According to Bloomberg, it will fill a void the country’s tech industry has long used to raise capital from overseas investors.
People familiar with the matter, who asked not to be identified when discussing private information, said the ban, which is partly aimed at addressing data security concerns, is one of the changes included in a new draft of China’s rules for Overseas lists are included that could be finalized as of later this month.
Companies using what is known as the Variable Interest Entity (VIE) structure are likely to continue going public in Hong Kong, subject to regulatory approval, the sources said.
VIE refers to a corporate structure in which an investor has a controlling interest even though he does not have a majority of the voting rights.
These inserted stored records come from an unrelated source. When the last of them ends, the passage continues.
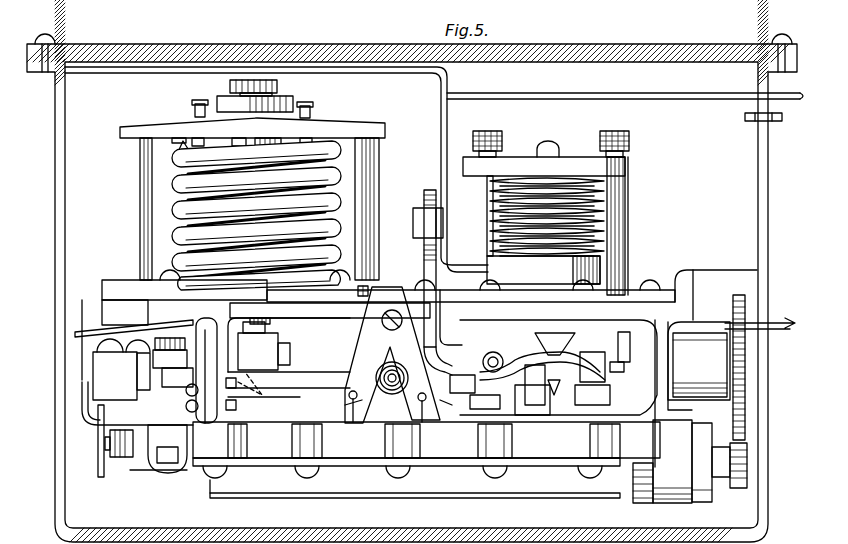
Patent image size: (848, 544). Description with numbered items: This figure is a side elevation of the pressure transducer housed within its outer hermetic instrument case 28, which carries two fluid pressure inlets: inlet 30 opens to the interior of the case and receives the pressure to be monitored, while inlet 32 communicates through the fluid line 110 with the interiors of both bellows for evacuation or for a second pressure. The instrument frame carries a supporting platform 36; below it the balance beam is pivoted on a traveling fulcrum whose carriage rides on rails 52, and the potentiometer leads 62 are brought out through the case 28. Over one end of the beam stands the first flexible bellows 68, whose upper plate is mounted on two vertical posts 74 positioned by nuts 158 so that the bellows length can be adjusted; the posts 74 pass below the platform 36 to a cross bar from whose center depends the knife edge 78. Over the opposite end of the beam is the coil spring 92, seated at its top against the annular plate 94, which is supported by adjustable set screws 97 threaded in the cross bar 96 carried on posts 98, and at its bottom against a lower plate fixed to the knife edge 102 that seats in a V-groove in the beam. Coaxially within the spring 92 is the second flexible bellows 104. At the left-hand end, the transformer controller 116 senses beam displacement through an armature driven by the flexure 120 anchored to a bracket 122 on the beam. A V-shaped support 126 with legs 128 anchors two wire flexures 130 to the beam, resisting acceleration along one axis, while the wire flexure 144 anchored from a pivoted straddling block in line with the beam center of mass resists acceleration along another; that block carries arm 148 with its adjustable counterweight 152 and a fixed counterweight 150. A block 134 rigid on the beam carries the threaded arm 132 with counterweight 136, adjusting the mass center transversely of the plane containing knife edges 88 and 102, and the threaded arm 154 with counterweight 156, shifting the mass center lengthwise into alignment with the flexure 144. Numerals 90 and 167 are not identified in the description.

The instrument case 28 is at (767, 198).
The fluid pressure inlet 30 is at (782, 119).
The fluid pressure inlet 32 is at (800, 99).
The supporting platform 36 is at (370, 293).
The rails 52 is at (450, 488).
The leads 62 is at (728, 399).
The first flexible bellows 68 is at (602, 200).
The vertical posts 74 is at (488, 190).
The knife edge 78 is at (588, 372).
The knife edge 88 is at (537, 405).
The switch frame 90 is at (518, 343).
The coil spring 92 is at (272, 157).
The annular plate 94 is at (184, 150).
The cross bar 96 is at (170, 127).
The adjustable set screws 97 is at (201, 103).
The posts 98 is at (140, 237).
The knife edge 102 is at (260, 381).
The second flexible bellows 104 is at (185, 182).
The fluid line 110 is at (445, 82).
The transformer controller 116 is at (74, 316).
The flexure 120 is at (100, 426).
The bracket 122 is at (106, 472).
The V-shaped support 126 is at (372, 337).
The legs 128 is at (355, 405).
The wire flexures 130 is at (352, 397).
The threaded arm 132 is at (424, 250).
The block 134 is at (475, 393).
The counterweight 136 is at (415, 212).
The wire flexure 144 is at (452, 352).
The arm 148 is at (248, 388).
The counterweight 150 is at (270, 366).
The second counterweight 152 is at (100, 374).
The threaded arm 154 is at (626, 355).
The counterweight 156 is at (624, 367).
The nuts 158 is at (500, 142).
The spring coil 167 is at (392, 385).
A company that is the primary beneficiary of a VIE must disclose that company’s holdings as part of its consolidated balance sheet.
The Chinese Securities Commission said on its website on Wednesday that a media report banning offshore listings by companies using the VIE structure was false without providing any further details.
Companies currently listed in the US and Hong Kong that use VIEs will need to make adjustments to make their ownership structures more transparent during regulatory reviews, especially in sectors where foreign investment is banned, the sources added.
The reform would be one of Beijing’s biggest moves to crack down on offshore listings.
Since then, authorities have acted quickly to stop the flow of companies looking to go public in the US and shut down a path that has raised billions of dollars for tech companies and their Wall Street supporters.
A global ban on the VIE structure is not envisaged, but a halt to overseas listings and further review of Hong Kong’s IPOs will mean that the model will not be a viable way for many startups to enter the capital market.
A person familiar with the matter said some investment banks had already been ordered by regulators to stop working on new transactions in VIEs.
VIE’s demise would also threaten the lucrative Wall Street banking business, which has helped nearly 300 Chinese companies raise around $ 82 billion through first-time stock sales in the US over the past decade.
VIEs are a constant source of concern for global investors because of their unstable legal framework. Sina Corp. and its investment bankers were leaders in an IPO in 2000, and the VIE framework was not officially adopted by Beijing.